Department of Medical Statistics, School of Public Health & Center for Health Information Research & Sun Yat-sen Global Health Institute, Sun Yat-sen University, Guangzhou, China.
Department of Infectious Disease Control and Prevention, Guangzhou Center for Disease Control and Prevention, Guangzhou, China.
BMC Infect Dis. 2024 Feb 26;24(1):265. doi: 10.1186/s12879-024-09138-x.
Infectious diarrhea remains a major public health problem worldwide. This study used stacking ensemble to developed a predictive model for the incidence of infectious diarrhea, aiming to achieve better prediction performance.
Based on the surveillance data of infectious diarrhea cases, relevant symptoms and meteorological factors of Guangzhou from 2016 to 2021, we developed four base prediction models using artificial neural networks (ANN), Long Short-Term Memory networks (LSTM), support vector regression (SVR) and extreme gradient boosting regression trees (XGBoost), which were then ensembled using stacking to obtain the final prediction model. All the models were evaluated with three metrics: mean absolute percentage error (MAPE), root mean square error (RMSE), and mean absolute error (MAE).

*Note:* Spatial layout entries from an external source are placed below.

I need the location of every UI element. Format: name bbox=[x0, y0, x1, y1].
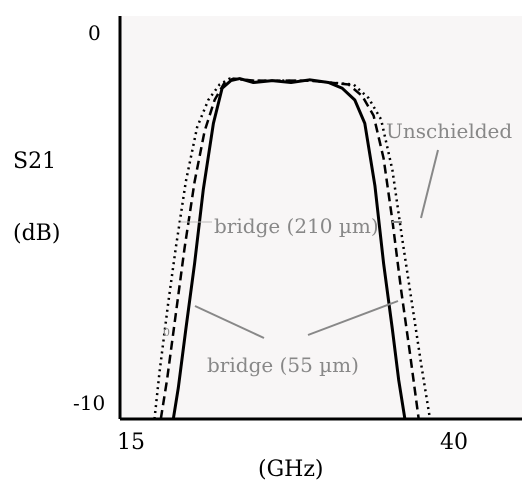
annotation-bridge-210: bridge (210 µm) bbox=[214, 214, 379, 238]
series-layer bbox=[153, 77, 432, 420]
x-tick-label-right: 40 bbox=[440, 430, 468, 455]
annotation-bridge-55-leader-left bbox=[194, 305, 265, 339]
annotation-unschielded-leader bbox=[420, 149, 439, 219]
y-axis-title-line1: S21 bbox=[13, 149, 56, 174]
annotation-unschielded: Unschielded bbox=[386, 119, 512, 143]
x-axis-title: (GHz) bbox=[258, 457, 324, 482]
series-line-2 bbox=[159, 77, 420, 420]
y-axis-title-line2: (dB) bbox=[13, 221, 60, 246]
annotation-bridge-55: bridge (55 µm) bbox=[207, 353, 359, 377]
x-tick-label-left: 15 bbox=[117, 430, 145, 455]
small-mark: 0 bbox=[163, 326, 170, 339]
plot-area bbox=[120, 16, 522, 419]
y-tick-label-bottom: -10 bbox=[73, 391, 105, 415]
series-line-1 bbox=[171, 77, 407, 420]
series-line-3 bbox=[153, 77, 432, 420]
y-tick-label-top: 0 bbox=[88, 21, 101, 45]
annotation-bridge-55-leader-right bbox=[307, 300, 399, 336]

Base models that incorporated symptom surveillance data and weekly number of infectious diarrhea cases were able to achieve lower RMSEs, MAEs, and MAPEs than models that added meteorological data and weekly number of infectious diarrhea cases. The LSTM had the best prediction performance among the four base models, and its RMSE, MAE, and MAPE were: 84.85, 57.50 and 15.92%, respectively. The stacking ensembled model outperformed the four base models, whose RMSE, MAE, and MAPE were 75.82, 55.93, and 15.70%, respectively.
The incorporation of symptom surveillance data could improve the predictive accuracy of infectious diarrhea prediction models, and symptom surveillance data was more effective than meteorological data in enhancing model performance. Using stacking to combine multiple prediction models were able to alleviate the difficulty in selecting the optimal model, and could obtain a model with better performance than base models.

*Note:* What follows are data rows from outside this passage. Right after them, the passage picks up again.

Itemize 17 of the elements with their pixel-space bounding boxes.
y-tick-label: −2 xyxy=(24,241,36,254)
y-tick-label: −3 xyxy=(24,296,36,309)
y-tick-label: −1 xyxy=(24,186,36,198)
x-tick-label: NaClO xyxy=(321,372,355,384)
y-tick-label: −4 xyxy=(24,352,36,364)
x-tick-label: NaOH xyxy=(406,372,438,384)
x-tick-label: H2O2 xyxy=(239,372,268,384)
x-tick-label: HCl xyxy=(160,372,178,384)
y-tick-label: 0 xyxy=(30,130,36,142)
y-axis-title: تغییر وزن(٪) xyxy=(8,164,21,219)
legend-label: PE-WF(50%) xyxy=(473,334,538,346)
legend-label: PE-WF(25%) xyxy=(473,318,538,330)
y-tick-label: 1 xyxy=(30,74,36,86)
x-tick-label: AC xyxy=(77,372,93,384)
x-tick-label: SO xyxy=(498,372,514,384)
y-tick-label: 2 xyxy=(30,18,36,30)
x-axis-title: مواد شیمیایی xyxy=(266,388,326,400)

传染性腹泻仍是全球主要的公共卫生问题。本研究采用堆叠集成方法建立了一个用于预测传染性腹泻发病率的预测模型,旨在实现更好的预测性能。
基于 2016 年至 2021 年广州地区传染病腹泻病例、相关症状和气象因素的监测数据,我们使用人工神经网络(ANN)、长短期记忆网络(LSTM)、支持向量回归(SVR)和极端梯度提升回归树(XGBoost)四种基础预测模型,然后使用堆叠集成获得最终的预测模型。使用平均绝对百分比误差(MAPE)、均方根误差(RMSE)和平均绝对误差(MAE)三种指标评估所有模型。
纳入症状监测数据和每周传染病腹泻病例数的基础模型比添加气象数据和每周传染病腹泻病例数的模型具有更低的 RMSE、MAE 和 MAPE。四种基础模型中,LSTM 的预测性能最佳,其 RMSE、MAE 和 MAPE 分别为 84.85、57.50 和 15.92%。堆叠集成模型优于四种基础模型,其 RMSE、MAE 和 MAPE 分别为 75.82、55.93 和 15.70%。
纳入症状监测数据可以提高传染病腹泻预测模型的预测准确性,症状监测数据在提高模型性能方面比气象数据更有效。使用堆叠集成方法结合多个预测模型可以缓解选择最优模型的困难,并且可以获得比基础模型性能更好的模型。